I didn't read all the responses, but I would suggest:
1. Writing down things, how you feel, but most importantly to envision and document a picture of how a future happy life looks for you. Then progress to writing down daily goals. You will be successful in moving on if you can get a solid picture of where you want to go.

2. Find a volunteer gig or two. Helping other people will force you to think about others, not yourself. I like Habitat4Humanity, animal shelters, teaching kids, Boy Scouts.

Let us know how it goes.
Posted by dgnx6
Member since Feb 2006
85841 posts
Posted on 11/28/23 at 4:34 pm to
quote:

I hope you don't take this as being harsh, but the most selfish thing someone can do is commit suicide. It is a cowardly act and leaves everyone who is still here to deal with the aftermath.


Im going to say no on this.

If i had no family and had terminal cancer, why would i be selfish just ending it instead of suffering and going bankrupt in the process?



Posted by Cosmo
glassman's guest house
Member since Oct 2003
129294 posts
Posted on 11/28/23 at 4:35 pm to
quote:

i had no family and had terminal cancer, why would i be selfish just ending it instead of suffering and going bankrupt in the process?


Thats a little different than the OP situation
Posted by jizzle6609
Houston
Member since Jul 2009
17539 posts
Posted on 11/28/23 at 4:37 pm to
quote:

Thats a little different than the OP situation


Uh yeah, a little bit of an understatement haha.

Posted by Mizzoufan26
Vacaville CA
Member since Sep 2012
18965 posts
Posted on 11/28/23 at 5:24 pm to
Stop being a bitch, your existence isn’t defined by someone else. If your wife didn’t want to be with you for her happiness frick it, she only has one life to live as well and good on her for stepping up to make the most of it. It is concerning and confusing how she does that while pregnant and how fricked up the relationship had to have been months before delivering. Regardless don’t base your identity on someone else. Work on yourself, make yourself better, and you can find another relationship.
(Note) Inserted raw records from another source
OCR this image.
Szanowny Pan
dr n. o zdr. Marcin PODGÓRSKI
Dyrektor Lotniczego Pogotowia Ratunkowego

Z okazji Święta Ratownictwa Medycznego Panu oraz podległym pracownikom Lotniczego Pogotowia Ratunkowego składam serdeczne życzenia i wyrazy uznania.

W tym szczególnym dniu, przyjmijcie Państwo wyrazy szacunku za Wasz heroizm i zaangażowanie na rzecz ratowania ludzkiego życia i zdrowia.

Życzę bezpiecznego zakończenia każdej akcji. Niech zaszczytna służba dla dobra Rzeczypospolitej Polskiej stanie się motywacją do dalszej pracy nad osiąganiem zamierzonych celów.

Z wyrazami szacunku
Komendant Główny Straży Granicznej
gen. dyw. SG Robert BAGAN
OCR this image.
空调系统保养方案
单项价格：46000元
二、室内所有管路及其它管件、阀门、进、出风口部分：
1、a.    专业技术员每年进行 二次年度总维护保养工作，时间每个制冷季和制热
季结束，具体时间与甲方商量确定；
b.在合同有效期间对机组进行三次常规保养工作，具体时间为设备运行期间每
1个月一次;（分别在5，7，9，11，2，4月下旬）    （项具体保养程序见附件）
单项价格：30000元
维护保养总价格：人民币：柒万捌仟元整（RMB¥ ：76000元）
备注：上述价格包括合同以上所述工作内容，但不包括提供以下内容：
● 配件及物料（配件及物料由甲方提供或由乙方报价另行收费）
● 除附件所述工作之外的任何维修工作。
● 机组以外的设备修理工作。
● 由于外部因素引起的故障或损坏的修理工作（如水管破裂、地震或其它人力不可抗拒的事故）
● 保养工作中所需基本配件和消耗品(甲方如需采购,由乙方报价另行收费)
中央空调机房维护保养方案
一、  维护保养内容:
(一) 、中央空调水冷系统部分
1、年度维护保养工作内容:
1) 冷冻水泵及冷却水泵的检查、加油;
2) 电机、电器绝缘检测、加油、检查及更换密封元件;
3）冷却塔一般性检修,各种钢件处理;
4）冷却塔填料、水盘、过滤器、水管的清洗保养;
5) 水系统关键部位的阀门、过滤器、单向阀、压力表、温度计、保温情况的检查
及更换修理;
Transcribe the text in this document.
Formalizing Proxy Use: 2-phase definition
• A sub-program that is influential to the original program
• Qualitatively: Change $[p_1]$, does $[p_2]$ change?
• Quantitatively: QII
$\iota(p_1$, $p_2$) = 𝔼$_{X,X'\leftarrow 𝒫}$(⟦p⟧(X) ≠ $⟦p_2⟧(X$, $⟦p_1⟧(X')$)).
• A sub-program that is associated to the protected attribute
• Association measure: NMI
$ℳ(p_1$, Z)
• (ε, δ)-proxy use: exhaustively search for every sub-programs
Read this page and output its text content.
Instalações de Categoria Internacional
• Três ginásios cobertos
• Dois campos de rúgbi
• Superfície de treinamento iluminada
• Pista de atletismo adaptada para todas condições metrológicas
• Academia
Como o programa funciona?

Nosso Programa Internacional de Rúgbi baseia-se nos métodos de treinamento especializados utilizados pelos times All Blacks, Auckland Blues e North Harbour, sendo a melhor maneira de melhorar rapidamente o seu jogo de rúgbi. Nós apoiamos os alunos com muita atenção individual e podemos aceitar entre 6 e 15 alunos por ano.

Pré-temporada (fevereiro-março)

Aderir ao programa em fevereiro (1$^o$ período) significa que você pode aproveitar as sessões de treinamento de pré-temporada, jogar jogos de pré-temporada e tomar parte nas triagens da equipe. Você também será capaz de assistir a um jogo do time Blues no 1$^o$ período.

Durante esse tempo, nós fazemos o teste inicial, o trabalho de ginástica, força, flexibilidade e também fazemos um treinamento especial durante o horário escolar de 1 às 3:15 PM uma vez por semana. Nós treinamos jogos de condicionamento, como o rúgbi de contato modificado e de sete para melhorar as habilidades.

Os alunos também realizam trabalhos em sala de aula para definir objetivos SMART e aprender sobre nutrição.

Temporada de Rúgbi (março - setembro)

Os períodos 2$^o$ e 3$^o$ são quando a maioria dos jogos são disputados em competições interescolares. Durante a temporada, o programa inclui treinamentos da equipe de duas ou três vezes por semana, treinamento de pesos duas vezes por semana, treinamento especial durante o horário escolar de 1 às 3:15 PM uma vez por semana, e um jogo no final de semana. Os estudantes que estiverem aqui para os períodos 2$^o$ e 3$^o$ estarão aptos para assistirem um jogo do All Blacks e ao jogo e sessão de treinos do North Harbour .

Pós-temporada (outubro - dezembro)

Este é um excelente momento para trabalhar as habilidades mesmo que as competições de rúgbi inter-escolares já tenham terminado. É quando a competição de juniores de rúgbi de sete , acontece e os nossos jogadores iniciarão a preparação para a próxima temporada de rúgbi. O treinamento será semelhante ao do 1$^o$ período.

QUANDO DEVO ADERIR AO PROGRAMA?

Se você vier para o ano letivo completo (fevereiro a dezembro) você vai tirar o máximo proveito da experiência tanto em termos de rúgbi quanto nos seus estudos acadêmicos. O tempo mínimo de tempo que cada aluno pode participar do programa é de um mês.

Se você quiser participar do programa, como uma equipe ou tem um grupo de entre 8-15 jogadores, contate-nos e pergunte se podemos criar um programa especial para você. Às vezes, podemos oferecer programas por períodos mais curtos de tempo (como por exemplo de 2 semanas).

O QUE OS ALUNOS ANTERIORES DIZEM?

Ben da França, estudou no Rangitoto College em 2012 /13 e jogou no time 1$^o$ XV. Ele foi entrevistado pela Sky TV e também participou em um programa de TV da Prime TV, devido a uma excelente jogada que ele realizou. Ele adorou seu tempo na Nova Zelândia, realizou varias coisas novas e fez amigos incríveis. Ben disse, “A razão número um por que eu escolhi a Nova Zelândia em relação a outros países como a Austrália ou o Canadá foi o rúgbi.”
You need to focus inward on being the best you and ultimately what you bring to a relationship.
Posted by Mizzoufan26
Vacaville CA
Member since Sep 2012
18965 posts
Posted on 11/28/23 at 5:25 pm to
quote:

Email me at username@gmail.com if you would like to talk more.


quote:

Richardlong10plus


No… I don’t think I will be doing that
Posted by 4Ghost
Member since Sep 2016
8565 posts
Posted on 11/28/23 at 5:57 pm to
Baw,
I am a retired Marine. I deal with issues of my service, nightmares, insomnia, PTSD. I lost my wife last year to suicide. Life is precious. You brought up those 8 people. Use them, get into a good therapist and Doctor. Meds can help, once they find the right ones. Get outside, if weather is good, sunshine is great for you. I sit outside in the morning east side of my home and read. Get a hobby, anything you really enjoy. I ride and work on my motorcycles.
My 22 year old daughter is a blessing and rock. You have one on the way! She will give you joy beyond your wildest dreams. Just invest time and love.
I am a Christian, there is hope thru Christ and will leave it at that.
Use us here on the board. I wish you the best and will pray for you. If you ever wanted to correspond. Let me know. I pray Christ blessings in you and your daughters life.